Bird's Eye View - SciDB Testbed at NERSC Pioneers High Usability Big Data Analytic Infrastructure.
Motivation? It’s painful to manage and analyze terabytes of data.
Solution? SciDB is a parallel database for array-structured data, great for Terabytes of:
- Time series, spectra, imaging, etc
The greatest benefit of SciDB is:
Usability: Use HPC hardware without learning parallel programming and parallel I/O.

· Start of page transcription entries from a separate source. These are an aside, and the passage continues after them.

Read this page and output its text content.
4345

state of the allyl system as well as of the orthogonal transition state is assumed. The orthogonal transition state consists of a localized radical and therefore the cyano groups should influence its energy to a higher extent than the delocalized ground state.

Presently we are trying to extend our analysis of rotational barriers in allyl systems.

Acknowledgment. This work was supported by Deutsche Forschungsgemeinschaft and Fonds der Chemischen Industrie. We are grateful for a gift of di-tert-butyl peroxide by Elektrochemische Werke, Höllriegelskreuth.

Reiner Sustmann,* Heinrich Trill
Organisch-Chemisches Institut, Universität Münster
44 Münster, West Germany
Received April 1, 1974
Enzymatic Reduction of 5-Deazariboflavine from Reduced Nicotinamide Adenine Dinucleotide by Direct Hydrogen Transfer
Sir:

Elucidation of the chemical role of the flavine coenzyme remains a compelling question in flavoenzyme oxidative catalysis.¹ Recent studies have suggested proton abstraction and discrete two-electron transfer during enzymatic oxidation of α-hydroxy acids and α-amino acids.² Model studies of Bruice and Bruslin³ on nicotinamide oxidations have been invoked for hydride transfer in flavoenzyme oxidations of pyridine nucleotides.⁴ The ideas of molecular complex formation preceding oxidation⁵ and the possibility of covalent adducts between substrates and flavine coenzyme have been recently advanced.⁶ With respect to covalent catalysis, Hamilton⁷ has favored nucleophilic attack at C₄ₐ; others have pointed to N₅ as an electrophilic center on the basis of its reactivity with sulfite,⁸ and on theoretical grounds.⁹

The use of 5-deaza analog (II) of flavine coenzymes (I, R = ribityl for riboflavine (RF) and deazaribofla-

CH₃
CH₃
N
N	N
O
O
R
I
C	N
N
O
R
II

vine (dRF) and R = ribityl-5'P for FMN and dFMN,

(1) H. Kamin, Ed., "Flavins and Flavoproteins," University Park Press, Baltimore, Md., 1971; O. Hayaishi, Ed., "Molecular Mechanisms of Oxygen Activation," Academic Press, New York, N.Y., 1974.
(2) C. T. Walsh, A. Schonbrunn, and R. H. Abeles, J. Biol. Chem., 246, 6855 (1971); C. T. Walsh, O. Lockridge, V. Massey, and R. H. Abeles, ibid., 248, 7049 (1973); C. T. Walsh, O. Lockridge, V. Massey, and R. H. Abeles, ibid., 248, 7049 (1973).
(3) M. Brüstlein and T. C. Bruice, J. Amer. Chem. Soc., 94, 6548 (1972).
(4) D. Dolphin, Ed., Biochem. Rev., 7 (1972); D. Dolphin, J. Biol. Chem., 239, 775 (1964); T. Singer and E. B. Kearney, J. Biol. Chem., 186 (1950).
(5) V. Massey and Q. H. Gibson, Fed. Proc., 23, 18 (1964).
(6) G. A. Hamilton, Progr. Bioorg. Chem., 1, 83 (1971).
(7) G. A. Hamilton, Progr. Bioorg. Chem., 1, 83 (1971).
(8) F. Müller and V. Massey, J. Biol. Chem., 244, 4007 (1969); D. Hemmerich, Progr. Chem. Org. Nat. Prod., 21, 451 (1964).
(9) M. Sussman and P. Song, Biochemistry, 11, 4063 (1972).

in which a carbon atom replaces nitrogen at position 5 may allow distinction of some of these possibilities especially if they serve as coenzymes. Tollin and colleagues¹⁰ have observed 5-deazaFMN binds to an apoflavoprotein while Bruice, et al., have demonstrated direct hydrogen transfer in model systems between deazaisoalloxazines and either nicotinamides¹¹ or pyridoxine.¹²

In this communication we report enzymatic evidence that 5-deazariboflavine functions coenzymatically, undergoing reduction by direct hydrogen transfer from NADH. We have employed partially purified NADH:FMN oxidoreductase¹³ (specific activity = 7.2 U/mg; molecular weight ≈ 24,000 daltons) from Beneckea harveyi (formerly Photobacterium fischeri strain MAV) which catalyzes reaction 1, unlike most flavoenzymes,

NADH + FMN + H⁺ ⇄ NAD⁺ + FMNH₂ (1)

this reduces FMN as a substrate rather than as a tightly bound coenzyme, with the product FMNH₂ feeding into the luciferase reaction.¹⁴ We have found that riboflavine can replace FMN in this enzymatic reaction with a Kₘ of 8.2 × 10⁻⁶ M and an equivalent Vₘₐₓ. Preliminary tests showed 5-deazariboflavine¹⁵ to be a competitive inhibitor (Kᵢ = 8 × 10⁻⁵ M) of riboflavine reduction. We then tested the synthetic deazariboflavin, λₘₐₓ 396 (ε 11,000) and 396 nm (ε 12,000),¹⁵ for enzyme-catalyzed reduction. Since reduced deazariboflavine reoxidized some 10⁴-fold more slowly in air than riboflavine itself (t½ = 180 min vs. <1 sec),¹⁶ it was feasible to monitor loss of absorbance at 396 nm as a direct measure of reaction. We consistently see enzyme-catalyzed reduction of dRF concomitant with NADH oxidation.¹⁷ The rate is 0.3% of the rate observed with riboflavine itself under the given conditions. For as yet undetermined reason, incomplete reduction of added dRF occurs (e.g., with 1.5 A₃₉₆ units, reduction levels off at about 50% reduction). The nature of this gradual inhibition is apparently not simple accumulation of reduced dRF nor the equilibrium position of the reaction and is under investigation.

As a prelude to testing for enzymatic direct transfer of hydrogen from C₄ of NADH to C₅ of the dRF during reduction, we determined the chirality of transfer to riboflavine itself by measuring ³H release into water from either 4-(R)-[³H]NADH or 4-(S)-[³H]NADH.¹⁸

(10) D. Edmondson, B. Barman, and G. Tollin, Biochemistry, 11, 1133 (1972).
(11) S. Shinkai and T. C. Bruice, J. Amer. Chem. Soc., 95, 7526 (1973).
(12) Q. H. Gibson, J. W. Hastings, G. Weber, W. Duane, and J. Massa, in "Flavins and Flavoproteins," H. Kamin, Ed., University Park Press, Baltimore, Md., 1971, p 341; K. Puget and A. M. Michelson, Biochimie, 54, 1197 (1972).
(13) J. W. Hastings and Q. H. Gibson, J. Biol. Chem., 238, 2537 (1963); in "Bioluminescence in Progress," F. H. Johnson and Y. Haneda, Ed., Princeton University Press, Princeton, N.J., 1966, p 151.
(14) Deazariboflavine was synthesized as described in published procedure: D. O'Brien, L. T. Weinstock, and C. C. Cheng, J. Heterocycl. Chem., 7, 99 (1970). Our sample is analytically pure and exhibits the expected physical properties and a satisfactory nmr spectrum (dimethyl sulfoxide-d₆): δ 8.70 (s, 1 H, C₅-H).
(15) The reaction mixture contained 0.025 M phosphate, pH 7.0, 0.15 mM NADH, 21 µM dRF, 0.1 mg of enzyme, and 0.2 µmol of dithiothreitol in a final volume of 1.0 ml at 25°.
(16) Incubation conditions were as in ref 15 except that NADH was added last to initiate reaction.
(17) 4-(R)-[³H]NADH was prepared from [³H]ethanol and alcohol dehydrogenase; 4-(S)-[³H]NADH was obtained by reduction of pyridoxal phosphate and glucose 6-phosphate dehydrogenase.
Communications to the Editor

Motivation - Pain Points of Data Analytics for Science
Current DOE experimental facilities, such as light sources, telescopes, sequencing centers, etc., are producing data in increasingly larger and faster quantities. Some of these facilities have reasonably prepared for this onslaught of data, while others are just beginning to grapple with the challenge. However, none of them is in a position to fully exploit the scientific potential of these data sets. Three major problems these science projects face are the management, analysis and ability to share the data (across the collaboration and publicly). As the data volume and variety grow, several challenges emerge:
- Traditional file-system based solutions can no longer efficiently store and access a large number of small files given random I/O patterns. Efficiently filtering large data sets is a difficult task
- As the analytic algorithms used on big data have become more and more complex, it has become more difficult to implement them in a highly effcient way with respect to parallel I/O and computation
- Sharing data is no longer feasible in many cases due to the data volume. Web-based portals that enable "smart queries" on large data sets are the future of data sharing
Moreover, with the advance of detector technologies, a small experimental group can generate an extremely large amount of data – and the number of these groups, with access to such large data sets, is growing quickly as well. Scientists are burdened with both data management tasks (filtering and querying) in addition to complex analytic tasks (modeling, machine learning, visualization, etc.). Currently these emerging projects are developing their own data management and analysis workflow, which often produces sub-optimal results as the wheel is reinvented repeatedly and poorly.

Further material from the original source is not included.